Go may be looking at these values and thinking “well, if that’s a pointer it’s nothing I know about” and ignoring it. Go can interact with C, so it needs to be able to deal with memory that’s allocated outside of its control. I’ve also used memory allocated directly via syscalls with Go for many years without (fingers crossed) any issues.

Go may find it more difficult if the value of a pointer looks like memory it should care about. What if we store a value that was once a valid memory address allocated by Go itself, but we know is no longer valid?

Here we allocate a slice that’s big enough to always be allocated on the heap. We then take the address of the array that backs the slice, and place that in a uintptr. We know that Go does not treat uintptrs as pointers, so holding the value in a uintptr shouldn’t cause Go to hold onto the allocation.

If we then remove references to the slice, and force a GC, the memory should be freed.

	y := make([]int, 1e4)
	yptr := uintptr(unsafe.Pointer(unsafe.SliceData(y)))
	y = nil
	runtime.GC()

Now if we store this value in an unsafe.Pointer and run the GC again, we might run into trouble.

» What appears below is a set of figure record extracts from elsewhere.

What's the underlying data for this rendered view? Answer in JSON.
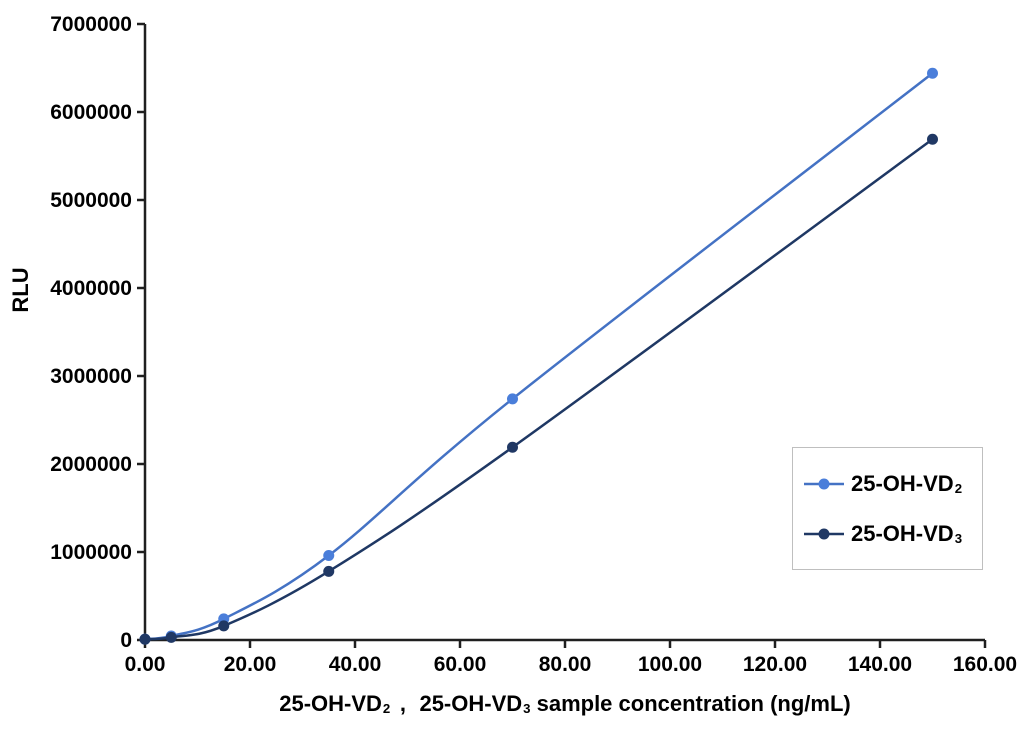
{
  "page": {
    "background": "#ffffff"
  },
  "chart_data": {
    "type": "line",
    "title": "",
    "ylabel": "RLU",
    "xlabel_segments": [
      {
        "text": "25-OH-VD"
      },
      {
        "text": "2",
        "sub": true
      },
      {
        "text": "、 25-OH-VD"
      },
      {
        "text": "3",
        "sub": true
      },
      {
        "text": " sample concentration (ng/mL)"
      }
    ],
    "x_axis": {
      "min": 0,
      "max": 160,
      "tick_values": [
        0,
        20,
        40,
        60,
        80,
        100,
        120,
        140,
        160
      ],
      "tick_labels": [
        "0.00",
        "20.00",
        "40.00",
        "60.00",
        "80.00",
        "100.00",
        "120.00",
        "140.00",
        "160.00"
      ]
    },
    "y_axis": {
      "min": 0,
      "max": 7000000,
      "tick_values": [
        0,
        1000000,
        2000000,
        3000000,
        4000000,
        5000000,
        6000000,
        7000000
      ],
      "tick_labels": [
        "0",
        "1000000",
        "2000000",
        "3000000",
        "4000000",
        "5000000",
        "6000000",
        "7000000"
      ]
    },
    "grid": false,
    "smooth_lines": true,
    "axis_color": "#1f1f1f",
    "legend": {
      "position": "right-center",
      "border_color": "#bfbfbf",
      "background": "#ffffff"
    },
    "series": [
      {
        "name_segments": [
          {
            "text": "25-OH-VD"
          },
          {
            "text": "2",
            "sub": true
          }
        ],
        "line_color": "#4472C4",
        "marker_color": "#4A7EDA",
        "marker": "circle",
        "x": [
          0,
          5,
          15,
          35,
          70,
          150
        ],
        "y": [
          10000,
          45000,
          240000,
          960000,
          2740000,
          6440000
        ]
      },
      {
        "name_segments": [
          {
            "text": "25-OH-VD"
          },
          {
            "text": "3",
            "sub": true
          }
        ],
        "line_color": "#1F3864",
        "marker_color": "#203864",
        "marker": "circle",
        "x": [
          0,
          5,
          15,
          35,
          70,
          150
        ],
        "y": [
          8000,
          30000,
          160000,
          780000,
          2190000,
          5690000
        ]
      }
    ]
  }
}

Here’s the full test.

func TestUnsafePointerBadNumber(t *testing.T) {
	y := make([]int, 1e4)
	yptr := uintptr(unsafe.Pointer(unsafe.SliceData(y)))
	y = nil
	runtime.GC()
	runtime.GC()
	x := unsafe.Pointer(yptr)
	runtime.GC()
	runtime.GC()

	runtime.KeepAlive(x)
}

And indeed, this does cause a panic.

runtime: pointer 0xc000162000 to unallocated span span.base()=0xc000288000 span.limit=0xc000290000 span.state=0
runtime: found in object at *(0xc00005ff58+0x0)
object=0xc00005ff58 s.base()=0xc00005e000 s.limit=0xc000066000 s.spanclass=0 s.elemsize=2048 s.state=mSpanManual
:
:
 ...
fatal error: found bad pointer in Go heap (incorrect use of unsafe or cgo?)

If you’re wondering why there are multiple calls to runtime.GC(), so am I. It seems to make it crash more reliably.

What does that mean?

Go’s garbage collector is pretty robust and can handle a lot of abuse. You can store values in pointers that aren’t pointers the GC knows about, or aren’t even valid memory addresses.

But if you store a memory address that the GC thinks it controls, then it will panic. I think it’s panicing because if it finds a pointer to a piece of memory that it has freed, then it has perhaps not done its job properly. The panic is there primarily to detect and help diagnose GC bugs, and just happens to catch poor uses of unsafe.

If you store non-pointer values in unsafe.Pointer you’ll likely see no immediate problems. Your testing will likely not show any issues. But one day you’ll be flat on your face, and you’ll have no idea why.

My conclusions are as follows.

  1. Don’t use unsafe.Pointer unless you really have to.
  2. Don’t keep unsafe.Pointer values around unless you really really have to. Most safe operations with unsafe.Pointer use it only as a transient value while transforming something to something else.
  3. You probably don’t have to.
  4. Only store memory addresses in unsafe.Pointer.
  5. Perhaps only memory addresses allocated outside of the Go runtime (e.g. by direct calls to the mmap syscall).
  6. And even in that case Go’s not guaranteed not to change underneath you.